First, we need to define terms. There are two terms that are often confused in the industry: conference and contest. There is a big difference between requesting a conference and filing a contest -- or more properly -- a notice of contest. Here are the procedures available for challenging or otherwise seeking relief from any aspect of a citation or order issued during an MSHA inspection.
Informally requesting relief
There are three basic ways a company may informally attempt to resolve issues regarding citations and orders directly with MSHA without involving any legal process.
• A company can ask an inspector to not issue a citation in light of additional information a company may be able to provide.
• A company can ask an inspector to reconsider a citation or any finding within a citation at anytime during the inspection, up to and including the close-out conference the inspector holds at the end of the inspection.
• A company may request a post-inspection conference with the MSHA district manager or designee pursuant to regulations at 30 CFR 100.6 (procedures for review of citations and orders; procedures for assessment of civil penalties and conferences).

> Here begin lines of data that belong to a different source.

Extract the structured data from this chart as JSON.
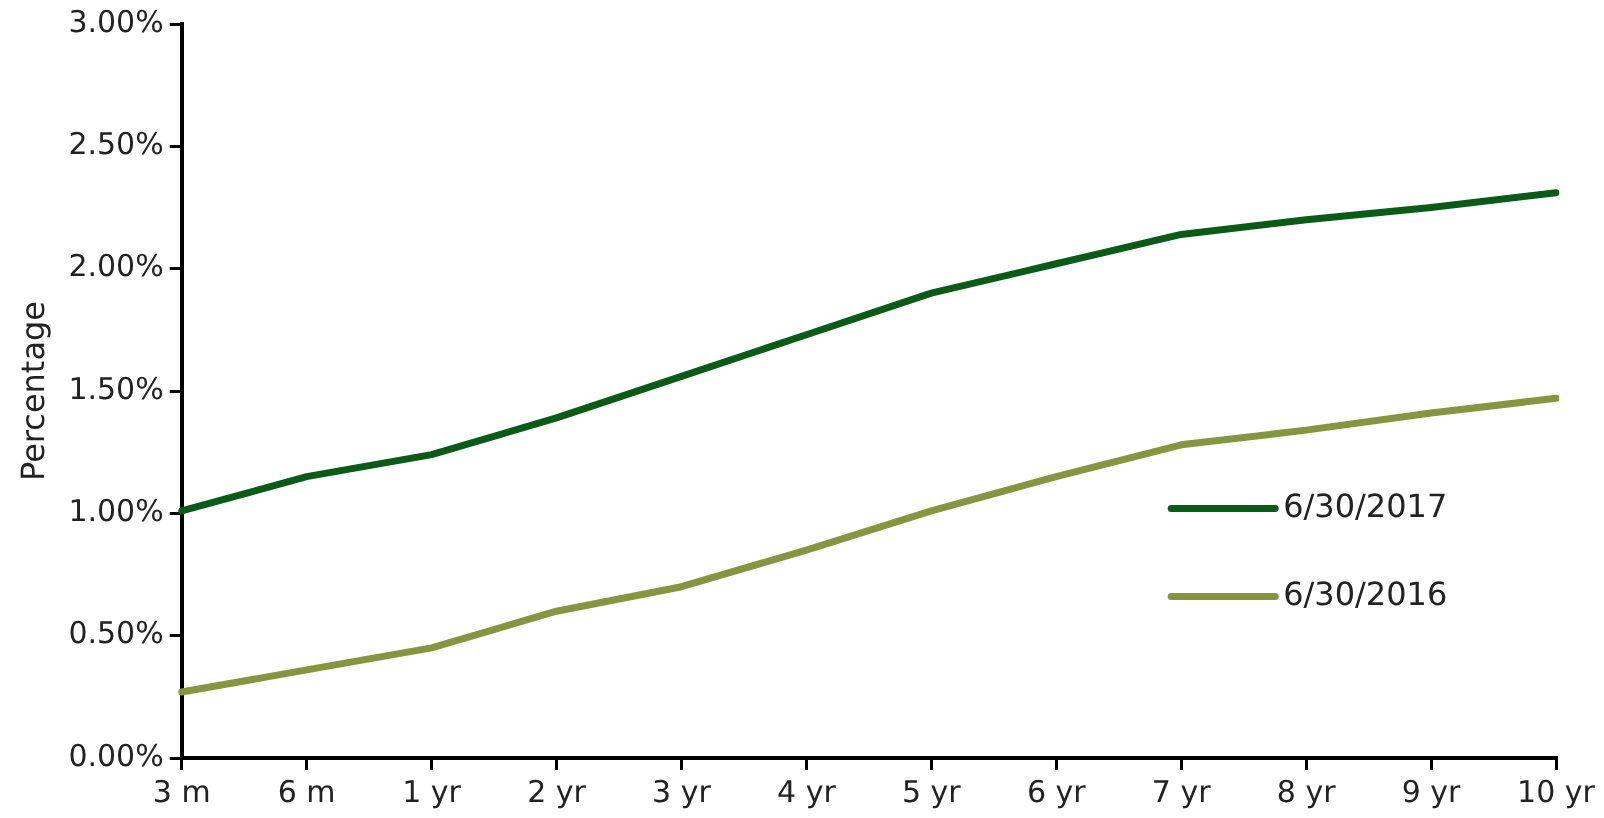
{
  "chart_data": {
    "type": "line",
    "ylabel": "Percentage",
    "categories": [
      "3 m",
      "6 m",
      "1 yr",
      "2 yr",
      "3 yr",
      "4 yr",
      "5 yr",
      "6 yr",
      "7 yr",
      "8 yr",
      "9 yr",
      "10 yr"
    ],
    "series": [
      {
        "name": "6/30/2017",
        "color": "#0b5a17",
        "values": [
          1.01,
          1.15,
          1.24,
          1.39,
          1.56,
          1.73,
          1.9,
          2.02,
          2.14,
          2.2,
          2.25,
          2.31
        ]
      },
      {
        "name": "6/30/2016",
        "color": "#84963f",
        "values": [
          0.27,
          0.36,
          0.45,
          0.6,
          0.7,
          0.85,
          1.01,
          1.15,
          1.28,
          1.34,
          1.41,
          1.47
        ]
      }
    ],
    "ylim": [
      0,
      3
    ],
    "yticks": [
      {
        "value": 0,
        "label": "0.00%"
      },
      {
        "value": 0.5,
        "label": "0.50%"
      },
      {
        "value": 1,
        "label": "1.00%"
      },
      {
        "value": 1.5,
        "label": "1.50%"
      },
      {
        "value": 2,
        "label": "2.00%"
      },
      {
        "value": 2.5,
        "label": "2.50%"
      },
      {
        "value": 3,
        "label": "3.00%"
      }
    ],
    "grid": false,
    "legend": "right",
    "marker": "none",
    "line_style": "solid"
  }
}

It is important to remember when proceeding informally that:
• The inspector retains discretion during an inspection. By law, citations may be issued based on an inspector’s belief that a violation exists.
• A post-inspection conference is also purely a matter of discretion. In the words of the regulation: “It is within the sole discretion of MSHA to grant a request for a conference and to determine the nature of the conference.”

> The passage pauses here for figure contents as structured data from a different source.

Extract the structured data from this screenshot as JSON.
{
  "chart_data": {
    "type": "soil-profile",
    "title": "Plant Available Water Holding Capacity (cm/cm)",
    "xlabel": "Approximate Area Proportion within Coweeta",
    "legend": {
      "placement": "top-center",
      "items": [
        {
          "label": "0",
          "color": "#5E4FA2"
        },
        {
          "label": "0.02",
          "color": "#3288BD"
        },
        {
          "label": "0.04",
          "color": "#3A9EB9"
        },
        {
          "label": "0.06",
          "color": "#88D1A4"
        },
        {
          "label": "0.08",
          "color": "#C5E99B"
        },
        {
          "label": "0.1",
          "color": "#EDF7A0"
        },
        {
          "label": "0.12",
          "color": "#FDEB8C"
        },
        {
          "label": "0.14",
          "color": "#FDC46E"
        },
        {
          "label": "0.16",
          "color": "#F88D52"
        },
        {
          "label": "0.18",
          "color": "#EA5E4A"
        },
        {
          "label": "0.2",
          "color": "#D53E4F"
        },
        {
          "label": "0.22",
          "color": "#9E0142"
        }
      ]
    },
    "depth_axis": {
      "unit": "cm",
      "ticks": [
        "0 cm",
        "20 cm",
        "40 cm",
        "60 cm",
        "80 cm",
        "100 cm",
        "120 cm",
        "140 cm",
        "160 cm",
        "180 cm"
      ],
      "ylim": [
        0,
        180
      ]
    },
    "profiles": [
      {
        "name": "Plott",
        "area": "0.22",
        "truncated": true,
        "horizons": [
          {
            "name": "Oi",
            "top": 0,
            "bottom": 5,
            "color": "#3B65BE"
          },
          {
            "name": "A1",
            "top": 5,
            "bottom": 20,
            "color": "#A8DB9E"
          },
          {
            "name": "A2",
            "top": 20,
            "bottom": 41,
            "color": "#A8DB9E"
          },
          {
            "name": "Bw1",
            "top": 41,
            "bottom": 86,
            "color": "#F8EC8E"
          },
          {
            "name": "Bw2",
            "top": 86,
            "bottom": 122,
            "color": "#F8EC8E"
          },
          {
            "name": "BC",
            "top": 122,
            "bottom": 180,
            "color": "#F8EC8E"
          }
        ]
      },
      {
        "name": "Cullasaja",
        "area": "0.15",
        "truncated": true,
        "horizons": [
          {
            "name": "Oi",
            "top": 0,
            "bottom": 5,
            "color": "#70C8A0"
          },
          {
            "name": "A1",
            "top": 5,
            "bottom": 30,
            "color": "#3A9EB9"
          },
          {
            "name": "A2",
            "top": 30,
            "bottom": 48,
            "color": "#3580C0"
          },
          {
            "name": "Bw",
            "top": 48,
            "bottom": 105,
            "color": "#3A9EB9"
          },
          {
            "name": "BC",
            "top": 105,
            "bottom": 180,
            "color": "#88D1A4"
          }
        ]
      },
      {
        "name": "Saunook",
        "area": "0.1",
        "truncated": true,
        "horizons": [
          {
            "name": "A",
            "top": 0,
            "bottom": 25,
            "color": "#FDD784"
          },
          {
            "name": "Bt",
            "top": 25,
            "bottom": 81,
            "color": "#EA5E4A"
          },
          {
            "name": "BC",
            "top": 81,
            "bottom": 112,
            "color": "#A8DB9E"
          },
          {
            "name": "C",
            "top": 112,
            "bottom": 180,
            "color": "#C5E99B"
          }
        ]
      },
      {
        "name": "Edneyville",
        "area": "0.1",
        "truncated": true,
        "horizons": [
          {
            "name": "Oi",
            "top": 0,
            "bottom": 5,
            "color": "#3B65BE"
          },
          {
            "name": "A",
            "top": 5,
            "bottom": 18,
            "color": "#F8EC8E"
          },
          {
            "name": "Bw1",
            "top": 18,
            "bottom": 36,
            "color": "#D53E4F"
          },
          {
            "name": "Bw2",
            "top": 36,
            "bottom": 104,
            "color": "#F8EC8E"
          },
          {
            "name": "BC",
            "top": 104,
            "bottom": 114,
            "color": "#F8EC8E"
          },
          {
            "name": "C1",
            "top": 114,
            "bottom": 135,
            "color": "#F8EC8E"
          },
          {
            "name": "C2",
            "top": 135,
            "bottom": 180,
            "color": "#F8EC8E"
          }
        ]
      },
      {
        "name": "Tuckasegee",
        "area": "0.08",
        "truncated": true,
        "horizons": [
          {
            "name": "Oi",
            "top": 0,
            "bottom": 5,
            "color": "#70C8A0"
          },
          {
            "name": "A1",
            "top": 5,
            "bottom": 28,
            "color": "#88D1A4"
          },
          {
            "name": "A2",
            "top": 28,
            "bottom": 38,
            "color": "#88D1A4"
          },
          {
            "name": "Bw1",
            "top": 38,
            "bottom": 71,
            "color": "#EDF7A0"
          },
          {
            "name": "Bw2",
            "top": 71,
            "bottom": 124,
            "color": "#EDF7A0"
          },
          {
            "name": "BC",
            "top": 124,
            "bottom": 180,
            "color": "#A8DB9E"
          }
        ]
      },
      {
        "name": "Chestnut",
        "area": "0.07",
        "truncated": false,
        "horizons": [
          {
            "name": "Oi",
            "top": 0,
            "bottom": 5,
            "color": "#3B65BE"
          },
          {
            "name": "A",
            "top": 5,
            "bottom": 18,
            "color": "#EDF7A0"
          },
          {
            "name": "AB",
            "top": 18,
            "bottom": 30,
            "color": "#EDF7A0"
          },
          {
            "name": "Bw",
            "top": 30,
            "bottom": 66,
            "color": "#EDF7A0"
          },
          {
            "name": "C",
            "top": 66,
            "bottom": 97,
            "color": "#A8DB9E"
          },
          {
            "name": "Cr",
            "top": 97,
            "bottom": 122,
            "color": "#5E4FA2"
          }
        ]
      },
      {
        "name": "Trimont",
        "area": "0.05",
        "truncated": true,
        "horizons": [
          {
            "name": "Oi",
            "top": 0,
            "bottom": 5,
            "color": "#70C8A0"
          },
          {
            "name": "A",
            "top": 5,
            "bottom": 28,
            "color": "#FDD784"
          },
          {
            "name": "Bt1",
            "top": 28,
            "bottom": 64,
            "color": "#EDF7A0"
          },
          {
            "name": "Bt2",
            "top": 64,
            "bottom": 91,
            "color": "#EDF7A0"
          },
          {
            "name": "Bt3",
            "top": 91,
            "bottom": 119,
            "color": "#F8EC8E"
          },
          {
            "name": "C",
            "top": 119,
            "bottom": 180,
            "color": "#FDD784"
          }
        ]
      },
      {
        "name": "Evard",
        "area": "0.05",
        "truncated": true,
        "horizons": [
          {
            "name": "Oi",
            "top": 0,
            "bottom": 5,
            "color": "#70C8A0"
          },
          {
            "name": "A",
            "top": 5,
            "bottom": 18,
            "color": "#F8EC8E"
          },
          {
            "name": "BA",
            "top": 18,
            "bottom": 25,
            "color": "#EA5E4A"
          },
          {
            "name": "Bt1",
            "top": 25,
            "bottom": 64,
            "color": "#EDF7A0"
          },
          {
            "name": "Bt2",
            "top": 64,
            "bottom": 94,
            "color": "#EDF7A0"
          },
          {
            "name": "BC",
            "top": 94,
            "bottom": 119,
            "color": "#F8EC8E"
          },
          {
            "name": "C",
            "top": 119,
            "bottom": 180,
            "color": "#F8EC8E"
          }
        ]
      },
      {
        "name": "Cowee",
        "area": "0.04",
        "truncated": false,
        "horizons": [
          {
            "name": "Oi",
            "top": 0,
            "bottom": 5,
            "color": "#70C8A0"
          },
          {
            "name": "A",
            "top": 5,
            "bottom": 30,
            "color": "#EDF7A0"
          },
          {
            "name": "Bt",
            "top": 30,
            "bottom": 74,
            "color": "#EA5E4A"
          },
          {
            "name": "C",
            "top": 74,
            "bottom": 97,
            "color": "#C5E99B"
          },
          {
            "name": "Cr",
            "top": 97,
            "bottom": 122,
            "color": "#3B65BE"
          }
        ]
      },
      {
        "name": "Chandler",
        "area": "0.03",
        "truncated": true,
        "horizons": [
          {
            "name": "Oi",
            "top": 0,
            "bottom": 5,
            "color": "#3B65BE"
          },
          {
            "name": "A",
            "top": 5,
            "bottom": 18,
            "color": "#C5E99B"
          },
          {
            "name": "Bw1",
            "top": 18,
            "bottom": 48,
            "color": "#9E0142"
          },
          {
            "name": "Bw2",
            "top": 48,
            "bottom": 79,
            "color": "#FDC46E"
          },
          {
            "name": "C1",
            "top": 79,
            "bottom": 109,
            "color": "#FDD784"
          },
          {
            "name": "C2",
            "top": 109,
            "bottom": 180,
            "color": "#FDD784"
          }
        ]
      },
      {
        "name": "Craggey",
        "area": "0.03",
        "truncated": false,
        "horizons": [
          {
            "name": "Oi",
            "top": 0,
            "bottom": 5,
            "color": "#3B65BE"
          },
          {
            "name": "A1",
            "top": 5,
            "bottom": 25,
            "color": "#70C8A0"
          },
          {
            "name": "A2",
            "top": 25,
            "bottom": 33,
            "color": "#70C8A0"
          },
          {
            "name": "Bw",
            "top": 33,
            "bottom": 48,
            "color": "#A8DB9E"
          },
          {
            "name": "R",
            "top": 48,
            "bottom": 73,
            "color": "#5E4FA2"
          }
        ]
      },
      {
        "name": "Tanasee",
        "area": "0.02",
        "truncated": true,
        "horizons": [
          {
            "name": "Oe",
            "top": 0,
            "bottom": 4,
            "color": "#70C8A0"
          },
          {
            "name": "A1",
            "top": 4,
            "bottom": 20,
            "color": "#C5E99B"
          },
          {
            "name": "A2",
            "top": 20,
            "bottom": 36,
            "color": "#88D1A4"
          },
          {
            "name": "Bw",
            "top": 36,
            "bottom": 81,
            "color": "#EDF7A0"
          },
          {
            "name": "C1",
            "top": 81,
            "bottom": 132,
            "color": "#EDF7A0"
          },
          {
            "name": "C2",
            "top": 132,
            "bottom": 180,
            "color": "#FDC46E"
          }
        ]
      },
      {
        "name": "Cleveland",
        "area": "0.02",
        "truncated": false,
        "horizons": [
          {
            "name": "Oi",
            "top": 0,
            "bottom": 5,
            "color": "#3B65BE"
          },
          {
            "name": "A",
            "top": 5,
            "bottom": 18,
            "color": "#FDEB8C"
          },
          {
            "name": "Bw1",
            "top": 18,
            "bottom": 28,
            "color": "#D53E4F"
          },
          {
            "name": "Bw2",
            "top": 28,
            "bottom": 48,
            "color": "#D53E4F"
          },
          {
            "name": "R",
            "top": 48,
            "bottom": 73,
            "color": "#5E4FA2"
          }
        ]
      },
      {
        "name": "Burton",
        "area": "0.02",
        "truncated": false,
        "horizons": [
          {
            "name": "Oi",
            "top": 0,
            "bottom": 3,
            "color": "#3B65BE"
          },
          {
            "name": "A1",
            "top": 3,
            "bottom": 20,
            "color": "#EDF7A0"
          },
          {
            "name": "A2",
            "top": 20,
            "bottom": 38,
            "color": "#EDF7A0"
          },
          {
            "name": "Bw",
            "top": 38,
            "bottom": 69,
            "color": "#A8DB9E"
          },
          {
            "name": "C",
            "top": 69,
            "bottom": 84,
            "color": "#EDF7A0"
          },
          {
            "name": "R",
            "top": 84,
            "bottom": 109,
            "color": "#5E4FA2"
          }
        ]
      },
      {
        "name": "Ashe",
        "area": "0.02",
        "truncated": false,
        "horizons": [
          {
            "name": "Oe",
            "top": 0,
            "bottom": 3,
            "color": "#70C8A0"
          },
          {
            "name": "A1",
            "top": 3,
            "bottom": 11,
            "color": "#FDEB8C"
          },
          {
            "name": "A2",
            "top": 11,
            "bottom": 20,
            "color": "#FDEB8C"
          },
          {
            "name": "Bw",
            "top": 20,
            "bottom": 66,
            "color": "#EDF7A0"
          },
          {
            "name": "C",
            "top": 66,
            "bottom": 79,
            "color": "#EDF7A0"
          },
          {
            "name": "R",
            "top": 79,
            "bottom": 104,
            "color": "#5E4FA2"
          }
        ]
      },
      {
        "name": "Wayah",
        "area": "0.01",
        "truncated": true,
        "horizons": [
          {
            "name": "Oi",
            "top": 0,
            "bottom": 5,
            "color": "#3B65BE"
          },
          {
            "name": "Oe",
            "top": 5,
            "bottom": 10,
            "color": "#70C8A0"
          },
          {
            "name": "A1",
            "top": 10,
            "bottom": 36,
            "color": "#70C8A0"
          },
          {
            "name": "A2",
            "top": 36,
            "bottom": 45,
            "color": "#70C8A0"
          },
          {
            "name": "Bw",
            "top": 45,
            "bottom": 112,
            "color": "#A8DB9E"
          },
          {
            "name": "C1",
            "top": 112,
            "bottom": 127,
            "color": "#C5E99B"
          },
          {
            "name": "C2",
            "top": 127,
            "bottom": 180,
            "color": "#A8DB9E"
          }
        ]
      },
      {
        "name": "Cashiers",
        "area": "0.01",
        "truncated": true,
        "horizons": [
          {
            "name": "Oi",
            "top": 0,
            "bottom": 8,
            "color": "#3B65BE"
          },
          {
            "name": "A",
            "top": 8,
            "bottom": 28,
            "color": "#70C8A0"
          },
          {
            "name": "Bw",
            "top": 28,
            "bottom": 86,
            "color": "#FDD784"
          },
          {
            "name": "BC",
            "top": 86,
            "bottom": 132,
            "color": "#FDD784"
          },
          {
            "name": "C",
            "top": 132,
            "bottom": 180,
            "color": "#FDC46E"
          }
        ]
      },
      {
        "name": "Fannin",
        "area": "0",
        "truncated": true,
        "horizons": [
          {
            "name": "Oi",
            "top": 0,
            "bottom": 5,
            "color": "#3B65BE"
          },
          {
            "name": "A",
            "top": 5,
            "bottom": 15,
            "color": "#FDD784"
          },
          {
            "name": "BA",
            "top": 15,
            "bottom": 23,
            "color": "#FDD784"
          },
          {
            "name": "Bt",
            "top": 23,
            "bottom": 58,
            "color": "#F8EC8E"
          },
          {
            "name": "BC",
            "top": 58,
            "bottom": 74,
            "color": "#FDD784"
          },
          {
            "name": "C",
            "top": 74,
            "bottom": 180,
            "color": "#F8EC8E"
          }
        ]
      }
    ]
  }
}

• In neither case is there any legal review of the procedure or the decision-making process.
Formally contesting citations
A company is not without recourse if an inspector is unresponsive or if the company is doubtful that an informal conference request will produce the result sought. The Mine Safety Act contains a specific procedure for appealing citations and orders to a separate authority as soon as they are issued -- but no later than 30 days from issuance.
The law states: “If, within 30 days of receipt … an operator … notifies … that he intends to contest the issuance or modification of an order … or citation … or the reasonableness of the length of abatement time … the Secretary [of Labor] shall immediately notify the Federal Mine Safety and Health Review Commission [which is basically the administrative court for the trial and appeal of mine safety cases].”

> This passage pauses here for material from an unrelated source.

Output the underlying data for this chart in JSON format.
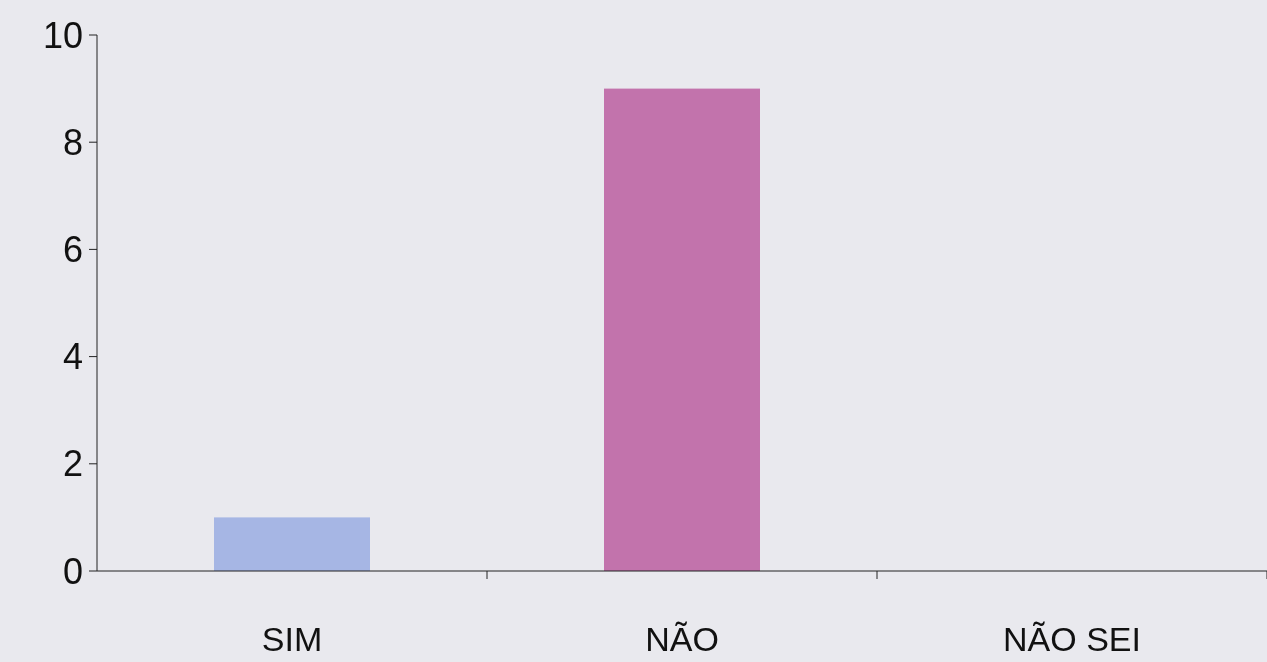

There are specific procedures that must be followed from beginning to end in these formal cases. Rules of the Review Commission spell out these procedures. Once properly contested, the case will be assigned to an administrative law judge who will set a trial date unless the parties are able to settle the case.
In a notice of contest, an operator may seek to have a citation or order vacated. The operator may also challenge findings, including those that characterize a violation as “significant and substantial” or “due to unwarrantable failure.” As indicated, the reasonableness of abatement time set by an inspector may also be contested.
Words of caution
The pre-penalty notice of contest proceeding is an important option for operators, but the process should not be entered into lightly. It is especially important to observe time limits. Many operators have been disappointed to learn that requesting an informal conference from MSHA does not extend the time for filing a notice of contest.
A company may wish to try to obtain informal relief before entering into a formal process. The company has 10 days to request an informal contest. If MSHA grants a conference request, the conference may not be convened before the expiration of 20 more days. If the operator is not satisfied with MSHA’s response given more than 30 days after the original citation date, the operator will not be able to proceed with a notice of contest unless the contest was already filed before the expiration of the 30-day deadline.
If the deadline is missed, the company will not be completely out of court. The company will have an opportunity to litigate formally after MSHA issues a notice of proposed civil penalty, but often that will be far too late to resolve critical issues such as whether the company has been given sufficient time to abate the cited condition or whether the company should have been required to abate at all.